На самом деле это было так: Никита Минич своей нервною натурою, своею энергиею, своею неутомимостью был образцом для всех; притом он безразлично помогал всем соседям, кому в поле, кому около дома — то забор поставит, то кровлю залатает, то подпоры поставит, где уж очень ветхо. И работа спорилась у всех, и весело было так, в особенности парням да девицам.

И в доме священника за его уходом было точно после покойника; батюшка ни с кем слова не молвил, да в церкви с причетником точно после тяжкой болезни едва слышным голосом читает.

Дочь батюшки, Паша, бледная и худая, точно тень ходит, и всё из рук у неё валится, так что в доме по хозяйству запустение. Подумал-подумал отец Василий да съездил в Княгинин и привёз оттуда вдову — тётку свою, чтобы хоть хозяйство приглядела, да и стряпнёй занялась.

По приезде бабушка допытывала Пашу, уж не зазнобушка ли у неё на сердце, что красавица измаялась. Но Паша молчит, только иной раз расплачется и уйдёт под образа, пригорюнится и думу думает.

Вот сидят они однажды вдвоём, и бабушка болтает без умолку о разных разностях, чтобы рассеять Пашу; и чего-чего нет у неё: и о самозванце, и о колдунах, и о ведьмах, и об оборотнях, и невольно увлекается Паша этими сказками и начинает вслушиваться в болтовню бабушки.

   — И Гришка, — бормочет старушка, — поженился на проклятой на литвинке, на еретнице, безбожнице; сыграна была свадьба в Николин день в пятницу; когда Гришка пошёл в баню с женой — бояре пошли к заутрени. После бани Гришка вышел на красное крыльцо и закричал: «Гой еси ключники мои, приспешники! Приспевайте кушанье разное, и постное и скоромное; завтра будет ко мне гость дорогой, Юрья пан с паньею!». А в те поры стрельцы догадалися, за то-то слово спохватилися. Стрельцы бросились к царице-матери, та отреклася от лже-Димитрия, и рать христианская взбунтовалася. Маринка-безбожница сорокою обернулася, из палат вон она вылетела, а Гришка-засстрига в те поры догадлив был, с чердаков да на копья острые к тем стрельцам — удалым молодцам, и тут ему такова смерть и случилася...
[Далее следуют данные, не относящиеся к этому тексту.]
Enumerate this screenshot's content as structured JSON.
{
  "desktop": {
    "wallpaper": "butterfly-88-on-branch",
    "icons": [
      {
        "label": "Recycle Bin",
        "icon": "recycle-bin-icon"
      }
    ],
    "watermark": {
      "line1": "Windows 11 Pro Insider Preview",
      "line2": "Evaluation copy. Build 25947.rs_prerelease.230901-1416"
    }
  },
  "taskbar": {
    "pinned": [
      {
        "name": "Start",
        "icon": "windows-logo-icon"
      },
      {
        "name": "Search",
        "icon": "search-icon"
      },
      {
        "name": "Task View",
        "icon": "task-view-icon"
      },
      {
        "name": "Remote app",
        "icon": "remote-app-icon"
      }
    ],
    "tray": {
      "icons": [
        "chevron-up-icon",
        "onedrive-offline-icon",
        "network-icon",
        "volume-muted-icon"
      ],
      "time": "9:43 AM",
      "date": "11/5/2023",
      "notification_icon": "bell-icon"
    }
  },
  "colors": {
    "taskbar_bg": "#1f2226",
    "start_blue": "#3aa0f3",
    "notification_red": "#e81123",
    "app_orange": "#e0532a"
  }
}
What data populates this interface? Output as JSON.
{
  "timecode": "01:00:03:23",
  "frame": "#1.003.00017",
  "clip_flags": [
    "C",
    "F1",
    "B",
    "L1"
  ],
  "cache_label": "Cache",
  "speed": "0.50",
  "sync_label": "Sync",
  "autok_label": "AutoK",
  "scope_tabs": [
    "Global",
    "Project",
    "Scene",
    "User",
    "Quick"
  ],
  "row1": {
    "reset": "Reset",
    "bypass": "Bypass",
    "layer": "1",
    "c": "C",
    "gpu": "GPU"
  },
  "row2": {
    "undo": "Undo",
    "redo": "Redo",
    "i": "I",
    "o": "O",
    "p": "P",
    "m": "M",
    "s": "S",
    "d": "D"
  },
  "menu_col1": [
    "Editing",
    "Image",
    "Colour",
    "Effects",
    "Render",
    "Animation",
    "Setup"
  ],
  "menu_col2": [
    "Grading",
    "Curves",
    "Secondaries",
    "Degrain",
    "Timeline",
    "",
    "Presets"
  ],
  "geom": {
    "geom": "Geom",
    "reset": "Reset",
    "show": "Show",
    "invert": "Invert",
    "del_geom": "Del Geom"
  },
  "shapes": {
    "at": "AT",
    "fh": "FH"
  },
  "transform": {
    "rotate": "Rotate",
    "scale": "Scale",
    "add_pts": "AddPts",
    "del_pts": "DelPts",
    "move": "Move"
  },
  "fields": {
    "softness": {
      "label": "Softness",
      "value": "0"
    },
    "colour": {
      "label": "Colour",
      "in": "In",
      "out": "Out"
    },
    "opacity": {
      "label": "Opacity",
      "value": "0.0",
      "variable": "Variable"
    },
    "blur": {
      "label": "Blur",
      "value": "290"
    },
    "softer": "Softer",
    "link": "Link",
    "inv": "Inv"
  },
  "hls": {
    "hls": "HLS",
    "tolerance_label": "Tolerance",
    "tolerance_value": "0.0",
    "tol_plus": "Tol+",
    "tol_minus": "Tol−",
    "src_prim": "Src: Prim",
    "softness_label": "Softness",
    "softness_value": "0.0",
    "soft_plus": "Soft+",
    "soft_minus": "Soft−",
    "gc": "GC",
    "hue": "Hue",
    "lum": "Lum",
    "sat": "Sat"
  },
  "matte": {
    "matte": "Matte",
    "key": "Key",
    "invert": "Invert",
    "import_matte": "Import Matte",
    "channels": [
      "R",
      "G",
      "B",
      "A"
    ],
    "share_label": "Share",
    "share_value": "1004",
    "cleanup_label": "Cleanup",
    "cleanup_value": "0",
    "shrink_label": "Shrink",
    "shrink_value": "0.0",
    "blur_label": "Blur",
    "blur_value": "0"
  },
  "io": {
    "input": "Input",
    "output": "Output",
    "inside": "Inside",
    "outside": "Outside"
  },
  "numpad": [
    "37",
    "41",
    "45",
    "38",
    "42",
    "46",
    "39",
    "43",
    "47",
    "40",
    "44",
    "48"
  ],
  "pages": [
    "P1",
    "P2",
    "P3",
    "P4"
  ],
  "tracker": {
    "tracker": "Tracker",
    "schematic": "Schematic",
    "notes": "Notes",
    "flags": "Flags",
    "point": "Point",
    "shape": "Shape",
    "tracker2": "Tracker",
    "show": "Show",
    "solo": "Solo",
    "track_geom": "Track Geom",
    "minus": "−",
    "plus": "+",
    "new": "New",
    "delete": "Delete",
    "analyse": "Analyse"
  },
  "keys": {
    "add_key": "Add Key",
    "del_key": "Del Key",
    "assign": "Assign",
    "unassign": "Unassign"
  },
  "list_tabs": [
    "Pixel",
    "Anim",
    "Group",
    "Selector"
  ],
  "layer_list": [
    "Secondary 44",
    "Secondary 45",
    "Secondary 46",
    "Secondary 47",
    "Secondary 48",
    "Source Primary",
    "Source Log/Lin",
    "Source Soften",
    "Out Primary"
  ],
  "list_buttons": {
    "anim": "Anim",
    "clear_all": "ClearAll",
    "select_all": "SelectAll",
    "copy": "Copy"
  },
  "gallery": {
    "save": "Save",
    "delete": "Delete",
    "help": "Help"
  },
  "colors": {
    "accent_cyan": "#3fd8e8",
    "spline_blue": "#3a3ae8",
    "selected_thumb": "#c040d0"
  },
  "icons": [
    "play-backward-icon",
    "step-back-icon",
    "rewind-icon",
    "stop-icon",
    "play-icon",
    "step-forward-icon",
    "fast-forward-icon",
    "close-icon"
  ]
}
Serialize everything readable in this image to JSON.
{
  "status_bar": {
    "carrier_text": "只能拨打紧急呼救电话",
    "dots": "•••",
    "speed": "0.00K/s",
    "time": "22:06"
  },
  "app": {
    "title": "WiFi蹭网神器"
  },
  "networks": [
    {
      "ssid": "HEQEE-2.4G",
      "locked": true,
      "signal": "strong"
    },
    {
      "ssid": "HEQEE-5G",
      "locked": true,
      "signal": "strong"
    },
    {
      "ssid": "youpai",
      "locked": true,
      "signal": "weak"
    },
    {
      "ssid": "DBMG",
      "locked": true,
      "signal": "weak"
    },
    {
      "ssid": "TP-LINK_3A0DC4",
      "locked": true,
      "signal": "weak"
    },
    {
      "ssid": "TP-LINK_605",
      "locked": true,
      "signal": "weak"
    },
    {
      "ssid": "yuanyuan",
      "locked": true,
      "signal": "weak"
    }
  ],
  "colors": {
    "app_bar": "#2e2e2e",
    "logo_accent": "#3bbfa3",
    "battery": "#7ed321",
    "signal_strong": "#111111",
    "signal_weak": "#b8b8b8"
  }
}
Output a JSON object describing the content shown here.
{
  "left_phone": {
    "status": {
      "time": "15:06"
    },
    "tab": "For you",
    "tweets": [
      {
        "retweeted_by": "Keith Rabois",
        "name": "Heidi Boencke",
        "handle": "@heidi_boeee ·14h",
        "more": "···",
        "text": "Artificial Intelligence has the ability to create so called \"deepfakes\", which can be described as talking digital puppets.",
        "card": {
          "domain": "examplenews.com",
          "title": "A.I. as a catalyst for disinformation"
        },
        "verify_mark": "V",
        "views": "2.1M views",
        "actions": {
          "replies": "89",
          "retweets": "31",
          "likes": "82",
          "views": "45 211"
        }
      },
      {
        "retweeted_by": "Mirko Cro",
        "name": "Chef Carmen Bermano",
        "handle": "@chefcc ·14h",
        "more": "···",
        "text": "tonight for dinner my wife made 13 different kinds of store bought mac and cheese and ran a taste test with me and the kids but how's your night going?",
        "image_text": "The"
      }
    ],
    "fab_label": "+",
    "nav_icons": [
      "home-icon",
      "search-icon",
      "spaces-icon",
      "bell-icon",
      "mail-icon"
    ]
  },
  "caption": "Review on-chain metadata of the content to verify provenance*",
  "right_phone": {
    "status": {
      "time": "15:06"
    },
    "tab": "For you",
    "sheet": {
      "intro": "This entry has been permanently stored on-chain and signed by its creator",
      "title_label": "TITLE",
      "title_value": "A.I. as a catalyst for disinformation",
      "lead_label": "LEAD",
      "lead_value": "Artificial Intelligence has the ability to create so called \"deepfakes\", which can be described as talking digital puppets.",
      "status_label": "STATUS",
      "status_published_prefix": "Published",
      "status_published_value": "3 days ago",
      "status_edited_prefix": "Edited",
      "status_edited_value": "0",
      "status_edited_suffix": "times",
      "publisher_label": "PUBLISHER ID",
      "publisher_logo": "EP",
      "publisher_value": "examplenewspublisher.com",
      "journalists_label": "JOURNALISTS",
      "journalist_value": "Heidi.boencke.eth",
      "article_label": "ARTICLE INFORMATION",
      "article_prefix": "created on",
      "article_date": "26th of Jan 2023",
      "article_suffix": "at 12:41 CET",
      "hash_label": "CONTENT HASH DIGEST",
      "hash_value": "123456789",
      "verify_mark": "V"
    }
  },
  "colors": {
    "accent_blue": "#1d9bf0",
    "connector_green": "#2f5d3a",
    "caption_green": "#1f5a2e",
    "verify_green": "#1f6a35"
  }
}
Но, видя, что это не берёт и кручину девичью не разгоняет, старушка продолжала шамкать:

   — И пса слушают, и кошки мявкают, аль гусь гогочет, аль утица крякнет, и петел поёт, и курица поёт — худо будет; конь ржёт, вол ревёт, и мышь нарты грызёт, и хорь нарты портит, и тараканов много — богату быти и сверьщиков такожде; кости болят и подколенки скорбят — путь будет; и длани свербят — пенязи имать; очи свербят — плакати будешь...

   — У меня день-деньской, бабушка, очи свербят. Ах! не дождусь, — невольно проговорилась Паша.

   — Дождёшься, дождёшься, кот Васька моется, да, слышишь, и конь ржёт... Чуют гостей...

В это время петух пропел; старушка набожно перекрестилась и стала шептать:

   — Когда же двинут ангелы Господни одежду и венец от престола Господня, тогда пробуждается петел, поднимает глас свой и плещет крылами своими...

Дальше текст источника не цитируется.